Tiny wasn’t loving this conversation. “Who was in a horse trailer?”

“Whoever took Mr. Hall,” Mort said. “That’s how they got him off the compound.”

“In a horse trailer.”

“Chuck’s really mad,” Mort said, meaning Chuck Yancey, the boss of security.

And that was true enough. When Tiny walked into the office, Mort having gone back to duty on the gate, Heck Fiedler stood to one side, looking scared and trying to look invisible, while Chuck Yancey paced back and forth like a very irritated tiger. Glaring at Tiny, he said, “This happened on my watch.”

Tiny nodded. “Mort says they used a horse trailer.”

“Goddamn horse trailer.” Yancey punched the air and kept on pacing. “Nobody looked inside it.”

Sounding as scared as he looked, Heck said, “There was a horse in it. You could see the horse.”

“You could see the horse’s ass,” Chuck snarled at him. “You could see that, could you? Recognize that, did you? Old home week, huh?

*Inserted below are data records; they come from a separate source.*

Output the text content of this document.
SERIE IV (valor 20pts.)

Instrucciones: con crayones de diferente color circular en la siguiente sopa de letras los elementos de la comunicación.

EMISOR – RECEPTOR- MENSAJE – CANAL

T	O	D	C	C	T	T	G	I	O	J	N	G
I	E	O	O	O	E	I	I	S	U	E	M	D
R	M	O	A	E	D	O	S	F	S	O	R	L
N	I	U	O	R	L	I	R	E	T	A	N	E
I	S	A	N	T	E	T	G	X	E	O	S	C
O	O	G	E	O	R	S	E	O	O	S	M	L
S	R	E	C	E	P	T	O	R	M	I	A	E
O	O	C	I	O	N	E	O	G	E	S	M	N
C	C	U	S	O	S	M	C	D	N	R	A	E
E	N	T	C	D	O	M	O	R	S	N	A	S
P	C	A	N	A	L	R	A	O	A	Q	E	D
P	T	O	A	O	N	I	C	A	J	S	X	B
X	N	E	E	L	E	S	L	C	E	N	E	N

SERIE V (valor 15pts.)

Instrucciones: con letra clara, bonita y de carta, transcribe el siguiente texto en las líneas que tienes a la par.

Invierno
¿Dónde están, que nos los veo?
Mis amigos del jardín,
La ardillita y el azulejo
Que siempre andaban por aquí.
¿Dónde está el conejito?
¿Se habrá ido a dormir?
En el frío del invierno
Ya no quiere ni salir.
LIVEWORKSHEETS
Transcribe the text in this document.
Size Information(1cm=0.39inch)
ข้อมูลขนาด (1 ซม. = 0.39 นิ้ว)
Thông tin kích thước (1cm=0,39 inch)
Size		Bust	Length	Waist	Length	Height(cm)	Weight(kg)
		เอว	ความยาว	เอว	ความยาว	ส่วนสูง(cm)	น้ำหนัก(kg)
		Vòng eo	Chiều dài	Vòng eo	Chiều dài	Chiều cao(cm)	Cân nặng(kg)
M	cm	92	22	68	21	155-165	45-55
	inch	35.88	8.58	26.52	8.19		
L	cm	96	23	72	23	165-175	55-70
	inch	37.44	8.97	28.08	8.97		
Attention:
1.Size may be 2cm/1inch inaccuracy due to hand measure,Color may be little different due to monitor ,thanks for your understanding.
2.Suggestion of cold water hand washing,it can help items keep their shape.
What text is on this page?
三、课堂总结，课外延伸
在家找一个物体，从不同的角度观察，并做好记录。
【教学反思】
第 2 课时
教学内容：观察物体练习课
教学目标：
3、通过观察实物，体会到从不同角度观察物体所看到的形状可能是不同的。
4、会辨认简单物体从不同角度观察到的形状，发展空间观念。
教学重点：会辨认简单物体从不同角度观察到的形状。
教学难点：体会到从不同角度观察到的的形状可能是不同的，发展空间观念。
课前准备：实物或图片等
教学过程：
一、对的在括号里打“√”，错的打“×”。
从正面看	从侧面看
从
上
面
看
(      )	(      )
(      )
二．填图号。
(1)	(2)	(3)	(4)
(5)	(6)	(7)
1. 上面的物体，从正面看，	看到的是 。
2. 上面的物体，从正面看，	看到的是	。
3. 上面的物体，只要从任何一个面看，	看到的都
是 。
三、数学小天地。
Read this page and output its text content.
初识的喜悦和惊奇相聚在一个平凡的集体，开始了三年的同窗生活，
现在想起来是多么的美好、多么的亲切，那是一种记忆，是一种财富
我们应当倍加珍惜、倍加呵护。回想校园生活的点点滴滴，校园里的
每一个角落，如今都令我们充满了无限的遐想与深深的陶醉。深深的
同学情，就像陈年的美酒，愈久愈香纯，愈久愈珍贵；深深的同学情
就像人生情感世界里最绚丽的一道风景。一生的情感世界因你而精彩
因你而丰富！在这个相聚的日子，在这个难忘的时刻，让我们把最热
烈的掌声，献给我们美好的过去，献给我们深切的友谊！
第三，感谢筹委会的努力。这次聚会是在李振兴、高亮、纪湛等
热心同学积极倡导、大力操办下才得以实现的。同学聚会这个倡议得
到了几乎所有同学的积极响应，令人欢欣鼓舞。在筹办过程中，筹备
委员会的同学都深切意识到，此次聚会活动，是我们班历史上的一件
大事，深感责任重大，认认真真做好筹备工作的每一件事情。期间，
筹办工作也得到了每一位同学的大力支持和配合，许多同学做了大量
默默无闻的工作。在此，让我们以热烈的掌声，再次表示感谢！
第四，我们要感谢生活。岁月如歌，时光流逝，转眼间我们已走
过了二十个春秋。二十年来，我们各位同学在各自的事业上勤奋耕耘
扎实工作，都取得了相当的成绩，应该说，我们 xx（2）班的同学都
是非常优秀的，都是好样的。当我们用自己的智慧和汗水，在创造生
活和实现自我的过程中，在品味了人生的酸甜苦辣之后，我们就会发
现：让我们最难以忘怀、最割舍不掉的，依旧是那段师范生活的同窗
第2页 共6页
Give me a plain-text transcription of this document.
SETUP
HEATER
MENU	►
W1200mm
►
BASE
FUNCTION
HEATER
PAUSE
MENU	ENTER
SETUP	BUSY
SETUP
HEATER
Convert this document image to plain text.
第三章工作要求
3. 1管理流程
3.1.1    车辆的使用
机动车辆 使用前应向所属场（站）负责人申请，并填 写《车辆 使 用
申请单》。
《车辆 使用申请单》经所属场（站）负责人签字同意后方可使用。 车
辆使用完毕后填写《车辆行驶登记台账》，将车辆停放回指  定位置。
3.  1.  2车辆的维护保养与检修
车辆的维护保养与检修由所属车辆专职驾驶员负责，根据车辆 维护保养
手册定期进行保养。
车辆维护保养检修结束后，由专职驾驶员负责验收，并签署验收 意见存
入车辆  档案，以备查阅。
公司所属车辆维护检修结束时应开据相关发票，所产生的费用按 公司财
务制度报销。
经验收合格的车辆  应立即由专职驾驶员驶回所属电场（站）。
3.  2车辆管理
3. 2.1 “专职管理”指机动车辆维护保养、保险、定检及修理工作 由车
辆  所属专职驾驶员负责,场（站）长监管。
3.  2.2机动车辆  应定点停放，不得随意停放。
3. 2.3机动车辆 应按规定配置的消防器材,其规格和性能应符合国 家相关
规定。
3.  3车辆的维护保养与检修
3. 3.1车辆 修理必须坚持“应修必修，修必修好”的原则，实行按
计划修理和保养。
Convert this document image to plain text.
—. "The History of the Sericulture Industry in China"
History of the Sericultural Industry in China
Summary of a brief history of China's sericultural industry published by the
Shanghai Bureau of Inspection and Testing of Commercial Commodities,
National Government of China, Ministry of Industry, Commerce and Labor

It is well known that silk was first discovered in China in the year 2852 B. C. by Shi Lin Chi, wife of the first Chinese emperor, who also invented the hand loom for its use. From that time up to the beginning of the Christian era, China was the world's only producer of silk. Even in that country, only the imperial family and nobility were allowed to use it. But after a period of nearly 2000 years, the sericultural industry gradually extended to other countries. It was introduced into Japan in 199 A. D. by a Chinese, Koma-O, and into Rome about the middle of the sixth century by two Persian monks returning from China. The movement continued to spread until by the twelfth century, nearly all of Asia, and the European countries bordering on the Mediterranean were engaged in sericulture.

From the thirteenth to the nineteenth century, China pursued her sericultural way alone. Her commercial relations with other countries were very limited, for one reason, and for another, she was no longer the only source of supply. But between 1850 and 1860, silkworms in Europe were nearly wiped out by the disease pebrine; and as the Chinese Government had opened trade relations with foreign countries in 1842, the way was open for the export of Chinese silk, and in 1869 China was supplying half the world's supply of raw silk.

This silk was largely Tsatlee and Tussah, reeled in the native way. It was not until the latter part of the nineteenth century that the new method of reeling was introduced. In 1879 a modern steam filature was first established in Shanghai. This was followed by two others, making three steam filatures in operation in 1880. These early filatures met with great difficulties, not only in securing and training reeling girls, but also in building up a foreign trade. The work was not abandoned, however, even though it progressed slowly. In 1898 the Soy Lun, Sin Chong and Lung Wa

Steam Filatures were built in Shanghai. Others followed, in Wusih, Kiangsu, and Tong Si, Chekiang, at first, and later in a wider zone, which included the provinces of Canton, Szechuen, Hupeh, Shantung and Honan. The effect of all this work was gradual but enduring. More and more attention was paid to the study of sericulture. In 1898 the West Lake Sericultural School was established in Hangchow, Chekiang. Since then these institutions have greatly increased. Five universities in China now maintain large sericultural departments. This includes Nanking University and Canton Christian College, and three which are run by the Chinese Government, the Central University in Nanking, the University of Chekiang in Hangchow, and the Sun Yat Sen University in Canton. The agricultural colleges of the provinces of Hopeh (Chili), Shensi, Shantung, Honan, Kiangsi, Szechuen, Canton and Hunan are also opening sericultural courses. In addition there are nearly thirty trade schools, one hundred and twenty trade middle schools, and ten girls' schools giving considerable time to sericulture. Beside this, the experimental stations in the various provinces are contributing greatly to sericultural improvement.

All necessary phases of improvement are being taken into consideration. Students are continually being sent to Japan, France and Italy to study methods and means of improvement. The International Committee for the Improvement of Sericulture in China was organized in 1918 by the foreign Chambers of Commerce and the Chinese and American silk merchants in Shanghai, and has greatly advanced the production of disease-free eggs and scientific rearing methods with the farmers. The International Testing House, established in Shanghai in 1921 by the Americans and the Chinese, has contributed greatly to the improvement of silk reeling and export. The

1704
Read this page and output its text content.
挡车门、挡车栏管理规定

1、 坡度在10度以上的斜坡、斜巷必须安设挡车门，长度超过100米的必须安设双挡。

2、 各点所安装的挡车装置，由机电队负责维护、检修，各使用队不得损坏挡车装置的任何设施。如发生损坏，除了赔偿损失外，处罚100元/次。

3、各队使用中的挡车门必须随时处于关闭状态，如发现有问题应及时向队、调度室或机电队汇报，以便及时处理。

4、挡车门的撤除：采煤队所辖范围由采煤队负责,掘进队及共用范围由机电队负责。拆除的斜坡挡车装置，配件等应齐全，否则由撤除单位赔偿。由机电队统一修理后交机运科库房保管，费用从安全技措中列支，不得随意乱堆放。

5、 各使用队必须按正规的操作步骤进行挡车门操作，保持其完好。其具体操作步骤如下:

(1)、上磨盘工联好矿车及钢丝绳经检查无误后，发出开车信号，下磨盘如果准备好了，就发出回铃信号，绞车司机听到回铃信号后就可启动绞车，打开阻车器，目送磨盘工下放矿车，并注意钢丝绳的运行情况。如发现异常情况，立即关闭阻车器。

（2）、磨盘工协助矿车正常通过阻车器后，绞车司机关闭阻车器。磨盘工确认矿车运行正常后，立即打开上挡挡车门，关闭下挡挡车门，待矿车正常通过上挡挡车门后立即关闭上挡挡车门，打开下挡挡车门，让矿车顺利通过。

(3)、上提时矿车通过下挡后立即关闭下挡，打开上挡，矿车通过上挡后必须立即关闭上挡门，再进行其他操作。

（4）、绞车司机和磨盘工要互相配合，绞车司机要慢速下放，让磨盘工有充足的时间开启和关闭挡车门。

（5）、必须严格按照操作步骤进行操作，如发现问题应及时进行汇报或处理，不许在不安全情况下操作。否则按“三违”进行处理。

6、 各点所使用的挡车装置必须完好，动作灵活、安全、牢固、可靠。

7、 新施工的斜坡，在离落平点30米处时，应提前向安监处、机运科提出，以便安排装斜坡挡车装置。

Like looking in a mirror, was it?”

To maybe take a little heat off Heck, who probably shouldn’t have spoken up, Tiny said, “What’s a horse trailer doing in here?”

Chuck turned his glare on Tiny, who didn’t mind. “Hall asked for it,” he announced. “Called down yesterday, says a horse is coming, in a trailer, with a guy named—” Glare at Heck again. “What was that name?”

“Jay Gilly,” Heck said, and blinked a lot.

That’ll turn out to be a fake,” Chuck snarled, and said to Tiny, “Hall says it’s coming, let it through. It came, it was let through. It went back out again. Fifteen minutes later, Mrs. Hall calls down, ‘Where’s my husband?’ Nobody knows. Guess who didn’t look in the horse trailer, going in or out.”

“We never search anything going out,” Heck said, not yet having learned the wisdom of silence.

He got the full Yancey glare this time. “Some of us,” Chuck said, spacing his words, “don’t bother to search things going in either.”

Tiny said, “What do you think they’d of found?”

“Men,” Chuck said. “There had to be people hidden in the trailer, to grab Hall when he came out to look at the horse, and hold him down while they drove past Heck here. Did you wave, Heck?”

Heck might actually have answered that question, but Tiny said, “Well, if they took him away, that means at least they didn’t wanna kill him.”